Regardless of how these whales fed in the years after they lost their teeth, the ultimate advent of baleen was revolutionary. According to Peredo, “it’s like growing fingernails out of the roof of your mouth.” There’s nothing else quite like baleen in the animal kingdom, and we probably wouldn’t have the sea’s biggest creatures without it. By dispensing of the sea water “filler” in each gulp, filter-feeding ensures that baleen whales can engulf gargantuan amounts of food in one go: A blue whale can take up half a million calories in a single mouthful.
“If you drink coffee, you’re taking advantage of filter feeding,” Pyenson explains. “It’s just separating fluid out from a substance.” Though in the case of whales, he adds, they’re hungry for the grinds, not the liquid coffee, so to speak. A good filter means that especially tiny forms of prey—which don’t require chewing—can comprise a viable meal.
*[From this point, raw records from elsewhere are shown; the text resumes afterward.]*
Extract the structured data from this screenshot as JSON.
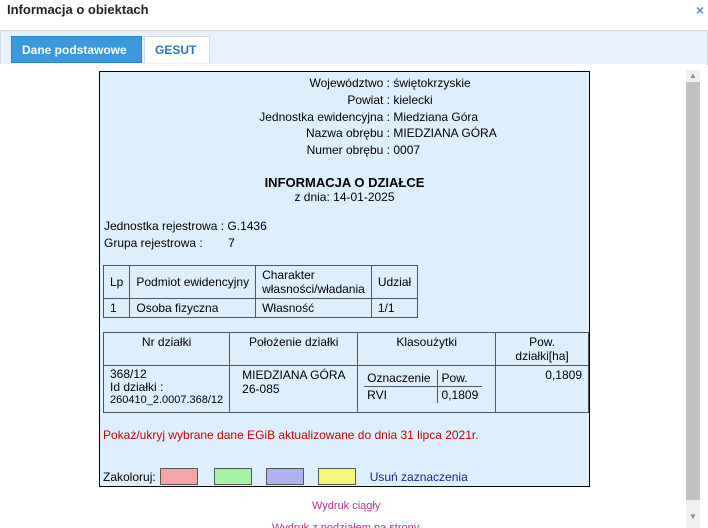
{
  "window": {
    "title": "Informacja o obiektach",
    "close_glyph": "×"
  },
  "tabs": [
    {
      "label": "Dane podstawowe"
    },
    {
      "label": "GESUT"
    }
  ],
  "header_info": [
    {
      "key": "Województwo :",
      "value": "świętokrzyskie"
    },
    {
      "key": "Powiat :",
      "value": "kielecki"
    },
    {
      "key": "Jednostka ewidencyjna :",
      "value": "Miedziana Góra"
    },
    {
      "key": "Nazwa obrębu :",
      "value": "MIEDZIANA GÓRA"
    },
    {
      "key": "Numer obrębu :",
      "value": "0007"
    }
  ],
  "heading": "INFORMACJA O DZIAŁCE",
  "subheading": "z dnia: 14-01-2025",
  "registry": {
    "unit_label": "Jednostka rejestrowa :",
    "unit_value": "G.1436",
    "group_label": "Grupa rejestrowa :",
    "group_value": "7"
  },
  "owners_table": {
    "headers": [
      "Lp",
      "Podmiot ewidencyjny",
      "Charakter własności/władania",
      "Udział"
    ],
    "rows": [
      [
        "1",
        "Osoba fizyczna",
        "Własność",
        "1/1"
      ]
    ]
  },
  "parcel_table": {
    "headers": [
      "Nr działki",
      "Położenie działki",
      "Klasoużytki",
      "Pow. działki[ha]"
    ],
    "nr_dzialki": "368/12",
    "id_label": "Id działki :",
    "id_value": "260410_2.0007.368/12",
    "polozenie_line1": "MIEDZIANA GÓRA",
    "polozenie_line2": "26-085",
    "klas_headers": [
      "Oznaczenie",
      "Pow."
    ],
    "klas_rows": [
      [
        "RVI",
        "0,1809"
      ]
    ],
    "pow": "0,1809"
  },
  "red_note": "Pokaż/ukryj wybrane dane EGiB aktualizowane do dnia 31 lipca 2021r.",
  "colorize": {
    "label": "Zakoloruj:",
    "swatches": [
      "#f4a6a6",
      "#a6f4a6",
      "#b0b0f4",
      "#f6f67a"
    ],
    "clear_label": "Usuń zaznaczenia"
  },
  "print_link": "Wydruk ciągły",
  "print_link2": "Wydruk z podziałem na strony"
}
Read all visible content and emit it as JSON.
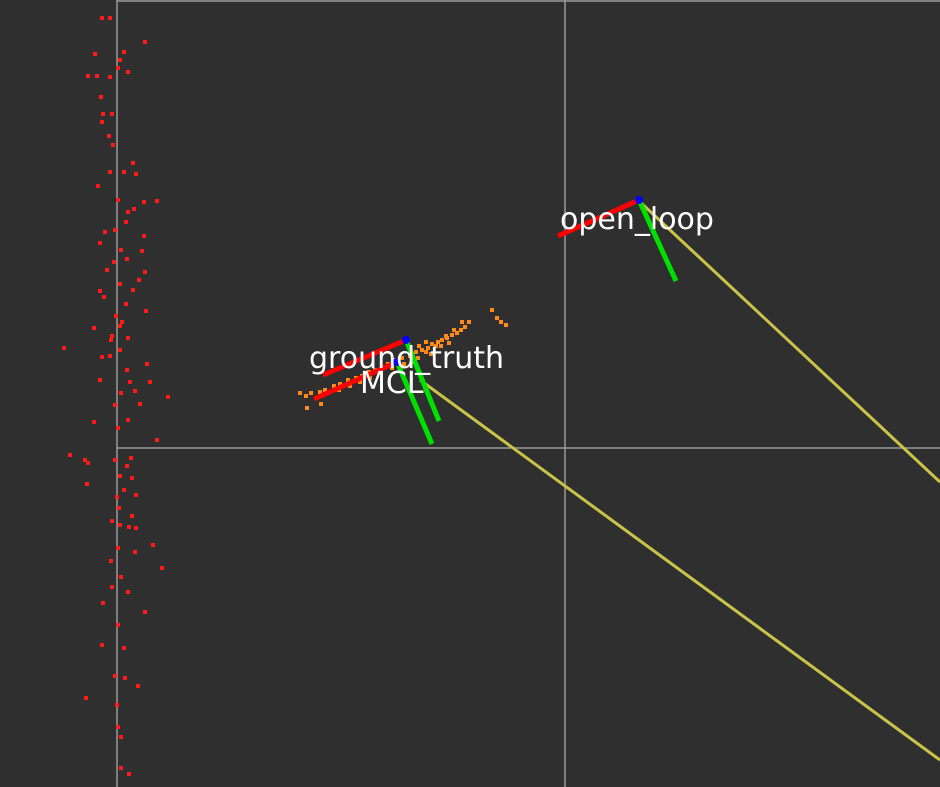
{
  "labels": {
    "ground_truth": "ground_truth",
    "mcl": "MCL",
    "open_loop": "open_loop"
  },
  "colors": {
    "background": "#2f2f2f",
    "grid": "#9a9a9a",
    "laser_points": "#ff1a1a",
    "particles": "#ff8a1a",
    "trajectory": "#c9c34a",
    "axis_x": "#ff0000",
    "axis_y": "#00e000",
    "origin": "#0000ff",
    "label_text": "#ffffff"
  }
}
Chomping and suction feeding still have their perks, though. All three feeding strategies exist in modern whales, helping many species comfortably share the seas. And adopting one tactic doesn’t preclude a whale from utilizing another. While some toothed whales do chew on their prey, many like orcas or beluga whales simply use their teeth as graspers before swallowing food whole. Others like the beaked whale or narwhal have only rudimentary tooth structures, and must rely on suction to more or less inhale their prey. Though gray whales are equipped with baleen, they happily suction feed as well.
This sort of flexibility may become increasingly important as the planet continues to change under the influence of human intervention. “Maiabalaena is like its own little case study,” Peredo says. “The oceans changed dramatically, and this is what happened—whales changed what they ate, the physical structures of their mouths.”
But whales aren’t infinitely adaptable; even baleen took millions of years to come into being. It remains unclear how sea life will fare in an age of rising temperatures and increasingly pervasive acoustic pollution. For now, researchers are keeping an eye on the past. The search for baleen’s origins may yet reveal the climactic changes that triggered its rise—and how whales weathered the storm with their mysterious shuttered smiles.